Krippe: Sausewind platzt aus allen Nähten

„Das ist alles eine Zahlenspielerei“, meint Reiner Böhner, SPD. „Es lässt sich nicht sagen, welche Variante die teurere ist, weil der Fördersatz nicht bekannt ist.“ Die Gemeinderäte einigen sich dennoch einstimmig auf Planungsvariante 1, den Anbau, auch wenn Variante 2, der Umbau im Bestand, rund 50 Quadratmeter mehr Platz bringen würde.

Die Gründe dafür: der Krippenbereich lässt sich nur beim Anbau zusammenfassend gestalten und ein Neubau birgt weniger Überraschungen als wenn innerhalb des Hauses umstrukturiert würde. Außerdem wüsste man keine Lösung, wo die Kinder in der Übergangsbauzeit untergebracht werden könnten.

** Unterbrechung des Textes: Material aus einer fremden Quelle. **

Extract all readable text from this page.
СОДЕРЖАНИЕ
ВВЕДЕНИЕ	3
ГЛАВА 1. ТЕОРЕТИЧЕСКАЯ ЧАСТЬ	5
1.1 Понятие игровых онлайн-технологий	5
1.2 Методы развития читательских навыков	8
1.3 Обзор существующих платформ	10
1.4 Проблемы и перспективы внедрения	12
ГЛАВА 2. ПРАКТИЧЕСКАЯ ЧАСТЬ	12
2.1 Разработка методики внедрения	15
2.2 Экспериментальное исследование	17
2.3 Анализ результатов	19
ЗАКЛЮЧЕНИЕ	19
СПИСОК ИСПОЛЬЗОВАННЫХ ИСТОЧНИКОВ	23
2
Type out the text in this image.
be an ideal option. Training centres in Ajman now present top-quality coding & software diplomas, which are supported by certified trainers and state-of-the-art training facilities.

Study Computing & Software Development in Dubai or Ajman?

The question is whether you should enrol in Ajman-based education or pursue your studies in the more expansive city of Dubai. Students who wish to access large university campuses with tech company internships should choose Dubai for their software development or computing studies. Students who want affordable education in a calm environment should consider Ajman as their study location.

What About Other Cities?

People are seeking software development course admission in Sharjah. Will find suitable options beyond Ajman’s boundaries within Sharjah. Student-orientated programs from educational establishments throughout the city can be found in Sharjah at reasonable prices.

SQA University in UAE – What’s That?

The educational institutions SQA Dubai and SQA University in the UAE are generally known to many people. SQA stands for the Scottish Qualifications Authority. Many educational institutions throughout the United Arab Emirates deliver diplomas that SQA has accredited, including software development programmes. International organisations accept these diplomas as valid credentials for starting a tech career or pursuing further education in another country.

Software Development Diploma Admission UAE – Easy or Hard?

Zukunftsorientierte Entscheidung

Mit der Entscheidung dürfte Michaela Masel, die Kindergartenleiterin, sehr zufrieden sein. In der Bürgersprechzeit berichtet sie über die Einrichtung, die mit derzeit 89 Kindern aus allen Nähten platzt. Das ursprüngliche Gebäude wird im nächsten Jahr 40 Jahre alt, der erste Anbau sei ebenfalls bereits 28 Jahre alt. „Das merkt man, an der Heizung, an den Böden.“ Masel appelliert an die Räte, jetzt keine Kompromisse zu schließen sondern in die Zukunft zu schauen. „Wir arbeiten jetzt wieder am Limit mit einer Übergangsgruppe.“ 14 Anmeldungen gebe es für die Krippe, „nur zwei können wir aufnehmen.“ Auch fünf bis sechs Hortkinder habe man abweisen müssen. Wegen der vielen Integrativkinder gebe es auch externe Fachleute, die regelmäßig nach Altenplos kommen, wie Logopäden oder Ergotherapeuten. Die Einrichtung halte nur eine Personaltoilette vor und habe keine Gästetoilette. Ihr Appell, zukunftsorientiert zu erweitern, verhallt nicht ungehört.

Zwei Krippengruppen

Die Planung sieht jetzt folgendes vor: Anbau zweier Krippengruppen mit weiteren Funktions- und Sanitärräumen, Umbau der Personalräume, Umbau der Krippeneinrichtung zu Horträumen. Die Mittel dafür werden im Haushalt 2018 bereitgestellt. Um eine mögliche Rückerstattung von Fördergeldern zu vermeiden, fanden bereits Gespräche beim Sozialministerium in München statt um sich aus den Fallstricken des staatlichen Förderwesens zu befreien. Der Hintergrund: Im Rahmen des Konjunkturpaketes hatte die Gemeinde vor fünf Jahren einen Zuschuss für den Krippenanbau mit langer Zweckbindung erhalten. Jetzt muss die Krippe allerdings in den geplanten Neubau verlegt werden. Trotzdem sei Variante 1 die bessere Lösung, sagt Kirschner. „Ich habe schon mehrfach an dem Baum gerüttelt. Vielleicht fällt ja noch was runter,“ meint sie optimistisch.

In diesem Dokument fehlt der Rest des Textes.